Il futuro non è una “opinione” ma un “orizzonte di attesa”
La parola “futuro” nel senso comune allude a un insieme molto differenziato di significati. Da un lato, viene utilizzata sia per indicare i “fatti che saranno” – i future presents avrebbe detto Niklas Luhmann (1976) – sia per indicare le rappresentazioni su quanto può accadere che circolano ora, nel presente – i present futures. Ma la cosa è ancora più complicata di così. Come ricorda Barbara Adam (2007), il futuro che vive nel presente non è solo un insieme complesso di produzioni culturali (ciò che lei chiama future told, appunto, il futuro svelato, immaginato, insomma complessivamente rappresentato), ma è anche un insieme di pratiche sociali, come ad esempio i future tamed (le ritualità che riducono l’ansia), traded (le trattazioni economiche che creano denaro dall’ipoteca del tempo) e così via. Insomma, il futuro nel presente non è solo un prodotto simbolico, ma un vero e proprio “fatto culturale”, per citare Appadurai (2013), cioè un insieme di rappresentazioni con le ritualità connesse.

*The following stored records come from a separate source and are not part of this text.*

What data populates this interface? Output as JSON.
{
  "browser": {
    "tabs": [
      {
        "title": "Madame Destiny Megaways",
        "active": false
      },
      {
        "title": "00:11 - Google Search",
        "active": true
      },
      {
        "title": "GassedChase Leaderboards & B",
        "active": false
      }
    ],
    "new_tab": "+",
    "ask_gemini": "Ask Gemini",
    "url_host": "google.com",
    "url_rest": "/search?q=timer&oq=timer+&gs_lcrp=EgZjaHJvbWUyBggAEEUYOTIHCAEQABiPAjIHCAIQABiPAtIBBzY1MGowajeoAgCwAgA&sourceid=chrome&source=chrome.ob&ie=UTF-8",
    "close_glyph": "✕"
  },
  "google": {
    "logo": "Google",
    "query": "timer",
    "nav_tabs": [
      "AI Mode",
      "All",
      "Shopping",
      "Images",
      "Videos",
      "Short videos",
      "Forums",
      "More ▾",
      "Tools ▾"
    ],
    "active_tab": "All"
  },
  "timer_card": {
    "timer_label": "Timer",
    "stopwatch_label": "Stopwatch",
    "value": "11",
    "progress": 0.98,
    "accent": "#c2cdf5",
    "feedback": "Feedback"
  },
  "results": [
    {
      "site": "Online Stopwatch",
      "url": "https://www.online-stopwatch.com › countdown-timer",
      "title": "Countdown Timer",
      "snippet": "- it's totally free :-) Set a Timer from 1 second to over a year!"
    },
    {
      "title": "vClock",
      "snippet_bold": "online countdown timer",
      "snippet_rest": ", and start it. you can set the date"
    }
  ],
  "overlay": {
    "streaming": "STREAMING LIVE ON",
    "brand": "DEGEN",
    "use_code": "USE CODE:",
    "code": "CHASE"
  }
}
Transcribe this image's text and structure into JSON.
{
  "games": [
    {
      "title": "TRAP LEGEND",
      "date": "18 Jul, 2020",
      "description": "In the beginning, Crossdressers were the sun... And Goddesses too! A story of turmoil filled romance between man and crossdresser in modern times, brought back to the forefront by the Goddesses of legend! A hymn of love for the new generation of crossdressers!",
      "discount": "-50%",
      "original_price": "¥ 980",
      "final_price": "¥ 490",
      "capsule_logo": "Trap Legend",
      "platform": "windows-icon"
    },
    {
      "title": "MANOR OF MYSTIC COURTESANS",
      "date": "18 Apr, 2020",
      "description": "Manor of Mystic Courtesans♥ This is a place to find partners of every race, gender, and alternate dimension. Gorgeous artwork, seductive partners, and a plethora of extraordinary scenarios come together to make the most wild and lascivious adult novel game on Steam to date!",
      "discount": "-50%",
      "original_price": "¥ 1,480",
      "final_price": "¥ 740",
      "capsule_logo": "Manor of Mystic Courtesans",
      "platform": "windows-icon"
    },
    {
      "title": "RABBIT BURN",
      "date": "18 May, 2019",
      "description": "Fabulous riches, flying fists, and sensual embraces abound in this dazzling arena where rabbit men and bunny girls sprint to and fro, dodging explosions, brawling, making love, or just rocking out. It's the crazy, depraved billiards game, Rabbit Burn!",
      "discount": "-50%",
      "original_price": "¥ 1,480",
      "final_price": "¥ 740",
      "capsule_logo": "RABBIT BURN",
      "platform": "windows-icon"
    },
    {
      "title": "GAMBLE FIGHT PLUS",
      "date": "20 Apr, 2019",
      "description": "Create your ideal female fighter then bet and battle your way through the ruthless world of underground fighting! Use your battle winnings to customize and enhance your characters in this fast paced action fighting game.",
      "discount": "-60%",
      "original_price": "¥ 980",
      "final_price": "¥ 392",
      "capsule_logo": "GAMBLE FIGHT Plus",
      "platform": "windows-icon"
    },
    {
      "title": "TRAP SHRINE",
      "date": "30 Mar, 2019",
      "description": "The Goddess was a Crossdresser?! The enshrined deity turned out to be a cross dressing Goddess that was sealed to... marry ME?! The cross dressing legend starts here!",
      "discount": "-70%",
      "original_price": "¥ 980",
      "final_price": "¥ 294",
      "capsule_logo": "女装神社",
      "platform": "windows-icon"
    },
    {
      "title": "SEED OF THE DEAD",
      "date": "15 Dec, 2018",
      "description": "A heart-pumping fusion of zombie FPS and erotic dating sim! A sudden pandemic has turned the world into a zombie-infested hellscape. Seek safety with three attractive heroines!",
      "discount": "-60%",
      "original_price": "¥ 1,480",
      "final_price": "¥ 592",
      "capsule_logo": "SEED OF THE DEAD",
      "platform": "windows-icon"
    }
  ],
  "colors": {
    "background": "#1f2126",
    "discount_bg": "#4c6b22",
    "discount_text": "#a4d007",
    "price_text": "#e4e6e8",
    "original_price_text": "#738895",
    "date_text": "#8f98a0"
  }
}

Ci interessa quindi il futuro perché influenza il presente, ma comprendere come lo faccia non è facile. Non è facile comprendere in quali “forme” esso circoli e con quale forza queste forme richiamino le direzioni da prendere.
Vi sono certo anticipazioni più nitide, accreditate e prescrittive (ad esempio, un meteorologo che, a partire da calcoli matematici, dice “domani pioverà”, influenza molto le scelte di viaggio) e anticipazioni più vaghe e oscure, che portiamo con noi senza esserne troppo consapevoli (ad esempio, ciò che ci resta nella mente dopo aver visto con amici un film come Matrix o The Circle).
Il futuro quindi è una coabitazione tra forme diverse di anticipazione che portiamo con diversi livelli di consapevolezza. Su questo insiste, nel suo libro Dopo il futuro, Franco “Bifo” Berardi:
Nella sfera dell’immaginario, conscio e inconscio giocano nello stesso campo. In questo scenario, il possibile sta in qualche modo in seno all’inconscio o comunque a ciò che chiede parole senza averle, le quali permettano ai contenuti di accedere alla luce della coscienza. In tal senso, possiamo dire che l’immaginario sul futuro è un “deposito” nel quale tutto ciò che impressiona la retina della coscienza si sedimenta e si accumula confusamente senza poter pretendere l’ordine. Solo poi subentra il simbolico e cerca di mettere ordine. Ma nel deposito dell’immaginario c’è molto di più. (Berardi, 2013)
Questa problematica è affrontata da altri autori, come per esempio Riel Miller (2018) che, nel nominare il collective intelligence kwnoledge sul futuro (l’intelligenza situata in un collettivo, e in modo specifico nel corpo di una generazione e in un dato luogo), introduce l’idea di “scavo”, cioè di un lavoro necessario per comprendere l’anticipazione come esperienza comune di cui non siamo consapevoli. Miller, nei Future Literacy Lab (i Laboratori di alfabetizzazione al futuro sponsorizzati dall’Unesco in tutto il mondo, di cui egli è uno dei coordinatori)[1], parla di esercizi di anticipazione del futuro conscious but closed (tipo di argomentazioni che io chiamerei sul “probabile”, cioè sui trend probabilistici ritenuti e accettati come se fossero immodificabili); semi-conscious o anche meglio direi conscious semi-closed (speculazioni sul poco probabile ma possibile), e infine anticipazioni non yet conscious (ad esempio, un futuro indefinito legato a proiezioni utopiche o anche distopiche più radicali che, se pur diffuse in modo carsico nella produzione culturale di massa, non sono sottoposte ad argomentazione nello spazio pubblico).